Producer-director Karl Haupt is in town touting a historical epic adventure with a working title that leaves no doubt as to its setting: "Dubai."
Spanning about 80 years, "Dubai" tells the story of a young tribesman from the Liwa oasis. During the tribe's migration to the coast, where they dive for pearls, he is cast adrift in a freak storm and finds himself washed up in Oman, where he is enslaved by the hostile locals in the rugged mountains. Here, he learns of their secret underground water system and a concealed channel which serves as his escape route, eventually leading him back to the oasis. But things have changed dramatically on his return.
Haupt plans to put the film together as a European co-production through his company Expressionist Film Co., but has been busy here sounding out potential local partners.

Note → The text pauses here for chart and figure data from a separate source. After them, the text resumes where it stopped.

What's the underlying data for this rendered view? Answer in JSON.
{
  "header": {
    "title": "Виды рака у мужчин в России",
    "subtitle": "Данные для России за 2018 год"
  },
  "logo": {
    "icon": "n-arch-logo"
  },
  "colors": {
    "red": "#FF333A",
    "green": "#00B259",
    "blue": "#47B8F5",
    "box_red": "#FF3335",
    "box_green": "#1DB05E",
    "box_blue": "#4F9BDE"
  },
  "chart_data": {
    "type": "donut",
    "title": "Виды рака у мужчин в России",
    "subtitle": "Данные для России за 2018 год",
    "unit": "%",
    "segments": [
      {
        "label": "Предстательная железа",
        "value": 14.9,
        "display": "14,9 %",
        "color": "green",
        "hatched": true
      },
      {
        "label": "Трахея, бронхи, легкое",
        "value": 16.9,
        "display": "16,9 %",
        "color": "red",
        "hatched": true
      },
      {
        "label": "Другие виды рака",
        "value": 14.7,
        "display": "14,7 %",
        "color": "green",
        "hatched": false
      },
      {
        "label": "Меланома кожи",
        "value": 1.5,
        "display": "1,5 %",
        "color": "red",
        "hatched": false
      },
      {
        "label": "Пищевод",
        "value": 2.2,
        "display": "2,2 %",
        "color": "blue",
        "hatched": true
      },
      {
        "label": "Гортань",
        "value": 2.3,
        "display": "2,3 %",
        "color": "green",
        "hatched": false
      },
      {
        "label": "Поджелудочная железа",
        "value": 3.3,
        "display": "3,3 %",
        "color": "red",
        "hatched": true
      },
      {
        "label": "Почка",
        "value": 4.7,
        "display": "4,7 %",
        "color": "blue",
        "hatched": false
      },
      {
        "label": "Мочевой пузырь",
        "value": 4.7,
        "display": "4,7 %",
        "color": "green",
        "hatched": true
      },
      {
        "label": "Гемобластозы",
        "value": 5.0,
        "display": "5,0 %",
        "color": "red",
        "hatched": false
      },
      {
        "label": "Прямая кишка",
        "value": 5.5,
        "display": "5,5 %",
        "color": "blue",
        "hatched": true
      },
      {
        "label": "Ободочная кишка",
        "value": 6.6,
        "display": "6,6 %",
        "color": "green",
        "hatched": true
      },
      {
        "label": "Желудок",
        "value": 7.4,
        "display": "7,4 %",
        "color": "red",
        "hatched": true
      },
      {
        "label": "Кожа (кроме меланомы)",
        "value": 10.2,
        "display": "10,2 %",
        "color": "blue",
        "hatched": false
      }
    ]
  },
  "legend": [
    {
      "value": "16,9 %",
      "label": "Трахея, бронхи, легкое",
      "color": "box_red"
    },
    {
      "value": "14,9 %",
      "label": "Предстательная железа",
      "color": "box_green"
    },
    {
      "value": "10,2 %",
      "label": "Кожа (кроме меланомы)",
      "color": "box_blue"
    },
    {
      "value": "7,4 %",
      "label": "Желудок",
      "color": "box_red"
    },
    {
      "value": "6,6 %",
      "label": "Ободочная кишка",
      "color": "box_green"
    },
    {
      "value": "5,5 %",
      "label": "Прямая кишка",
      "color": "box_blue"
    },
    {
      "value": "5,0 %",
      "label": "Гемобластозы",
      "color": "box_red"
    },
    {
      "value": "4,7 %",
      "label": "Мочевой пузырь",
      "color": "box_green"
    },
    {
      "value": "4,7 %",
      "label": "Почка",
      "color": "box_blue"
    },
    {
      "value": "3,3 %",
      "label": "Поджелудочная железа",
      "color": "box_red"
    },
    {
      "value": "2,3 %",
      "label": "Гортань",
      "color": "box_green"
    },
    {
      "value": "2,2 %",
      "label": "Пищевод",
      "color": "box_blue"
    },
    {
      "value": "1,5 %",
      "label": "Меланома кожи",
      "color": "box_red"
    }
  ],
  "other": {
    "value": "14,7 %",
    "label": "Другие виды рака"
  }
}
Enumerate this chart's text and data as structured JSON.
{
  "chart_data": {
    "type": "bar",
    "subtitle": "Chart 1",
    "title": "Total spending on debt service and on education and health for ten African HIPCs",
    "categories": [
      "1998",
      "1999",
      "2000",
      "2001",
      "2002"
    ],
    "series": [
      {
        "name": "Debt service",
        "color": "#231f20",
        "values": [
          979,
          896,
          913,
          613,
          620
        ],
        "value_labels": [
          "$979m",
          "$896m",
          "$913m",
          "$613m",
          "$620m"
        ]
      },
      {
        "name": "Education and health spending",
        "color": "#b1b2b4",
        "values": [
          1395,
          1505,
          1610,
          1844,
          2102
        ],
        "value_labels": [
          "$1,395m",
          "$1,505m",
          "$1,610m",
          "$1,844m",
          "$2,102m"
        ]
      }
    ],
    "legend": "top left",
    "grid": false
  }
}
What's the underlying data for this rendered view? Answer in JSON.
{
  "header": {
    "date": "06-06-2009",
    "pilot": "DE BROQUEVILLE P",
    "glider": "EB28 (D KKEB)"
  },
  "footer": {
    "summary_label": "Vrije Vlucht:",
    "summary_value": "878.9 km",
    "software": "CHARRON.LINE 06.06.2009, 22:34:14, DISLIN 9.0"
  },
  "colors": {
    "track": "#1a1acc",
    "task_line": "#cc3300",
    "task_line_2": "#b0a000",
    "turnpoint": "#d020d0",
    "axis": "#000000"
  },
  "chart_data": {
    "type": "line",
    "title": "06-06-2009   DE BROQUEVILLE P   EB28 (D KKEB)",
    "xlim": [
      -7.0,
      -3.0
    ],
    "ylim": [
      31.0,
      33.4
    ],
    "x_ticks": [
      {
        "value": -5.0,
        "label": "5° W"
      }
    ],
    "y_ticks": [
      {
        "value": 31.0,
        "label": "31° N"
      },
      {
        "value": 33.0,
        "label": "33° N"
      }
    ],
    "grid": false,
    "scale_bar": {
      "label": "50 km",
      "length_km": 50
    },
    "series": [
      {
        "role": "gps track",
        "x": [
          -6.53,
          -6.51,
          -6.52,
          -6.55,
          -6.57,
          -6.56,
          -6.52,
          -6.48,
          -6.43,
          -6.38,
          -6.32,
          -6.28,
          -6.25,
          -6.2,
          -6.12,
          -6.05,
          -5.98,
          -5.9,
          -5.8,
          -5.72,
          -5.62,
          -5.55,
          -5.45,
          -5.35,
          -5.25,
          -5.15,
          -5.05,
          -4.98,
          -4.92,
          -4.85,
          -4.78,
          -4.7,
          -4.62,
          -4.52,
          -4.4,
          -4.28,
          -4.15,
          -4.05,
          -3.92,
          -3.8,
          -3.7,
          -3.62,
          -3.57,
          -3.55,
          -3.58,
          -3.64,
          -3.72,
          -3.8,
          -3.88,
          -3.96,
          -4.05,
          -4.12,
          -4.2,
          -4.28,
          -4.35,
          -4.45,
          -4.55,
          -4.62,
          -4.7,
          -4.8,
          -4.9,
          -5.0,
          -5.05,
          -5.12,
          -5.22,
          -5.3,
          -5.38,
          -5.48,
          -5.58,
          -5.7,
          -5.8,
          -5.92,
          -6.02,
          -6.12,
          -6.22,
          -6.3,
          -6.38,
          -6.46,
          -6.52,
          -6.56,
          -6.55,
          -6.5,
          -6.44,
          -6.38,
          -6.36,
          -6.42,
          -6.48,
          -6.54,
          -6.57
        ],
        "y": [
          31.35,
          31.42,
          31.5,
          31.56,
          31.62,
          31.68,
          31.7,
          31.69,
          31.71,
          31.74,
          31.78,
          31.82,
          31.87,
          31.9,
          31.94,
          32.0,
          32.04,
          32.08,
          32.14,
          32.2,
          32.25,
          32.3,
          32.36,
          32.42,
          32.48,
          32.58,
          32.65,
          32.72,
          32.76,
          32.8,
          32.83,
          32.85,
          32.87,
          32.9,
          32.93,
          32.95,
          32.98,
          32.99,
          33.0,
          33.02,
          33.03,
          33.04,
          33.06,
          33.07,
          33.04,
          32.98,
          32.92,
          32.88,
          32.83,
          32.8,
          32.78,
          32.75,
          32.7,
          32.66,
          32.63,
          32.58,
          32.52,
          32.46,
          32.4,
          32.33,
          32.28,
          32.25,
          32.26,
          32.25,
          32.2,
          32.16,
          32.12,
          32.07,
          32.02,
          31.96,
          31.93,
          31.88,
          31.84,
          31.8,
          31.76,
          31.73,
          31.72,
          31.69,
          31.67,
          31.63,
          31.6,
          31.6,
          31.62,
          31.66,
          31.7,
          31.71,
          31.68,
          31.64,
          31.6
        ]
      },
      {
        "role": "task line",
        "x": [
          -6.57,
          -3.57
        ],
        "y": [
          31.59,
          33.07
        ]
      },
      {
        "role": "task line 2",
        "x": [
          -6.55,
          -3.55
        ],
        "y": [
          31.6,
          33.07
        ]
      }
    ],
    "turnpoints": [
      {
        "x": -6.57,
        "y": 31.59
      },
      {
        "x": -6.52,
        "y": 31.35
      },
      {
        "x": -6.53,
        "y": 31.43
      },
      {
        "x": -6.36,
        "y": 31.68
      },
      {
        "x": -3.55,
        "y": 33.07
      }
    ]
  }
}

"I'm talking to Dubai Studio City, who said they can provide just about everything I need," he said. Perhaps more significantly, he also has met an intermediary who promises to unlock local investors until now unwilling to sink cash into the relatively high-risk film business.
"Apparently there are several investors interested not in investing in buildings anymore but investing in film. The moment is ripe for it," said Haupt, an American based in Cologne. "I've been pitching this for three days now, and everyone seems very enthused. The task is to convince them that film is a business that's not as risky as it sounds."
Haupt hopes to raise up to 70% of the English-language movie's $5 million-$10 million budget here, from a combination of private investment and sponsorship deals.
Meanwhile, in the festival's Dubai Film Connection initiative, another local project, the urban drama "The City That Cares," is drawing attention to its young local director Ali Mostafa.
"There's a lot of interest because it's the only project (from Dubai)," said Tim Smythe of local production company Filmworks, which is making the film.
But Smythe says the emirate is no easy place to source financing. "They're shrewd businessmen. They understand real estate. Film is new and risky and they're risk averse. But because we're trying to develop local talent and it's an Emirati director, we're expecting more support," Smythe said.
Budgeted at $6 million, "City" is the most ambitious fully local picture ever to come out of Dubai. The film already has interest from a string of potential local partners, including Emirates Airline and the Dubai Shopping Festival, largely thanks to the director's origin.
Smythe said that barely one movie a year of international standard currently comes out of the emirate.
"Dubai has a lot of shortcomings when it comes to producing films. There's no film fund, no film commission, no rebates, no subsidies. The only way it's going to happen is through a government initiative," he said.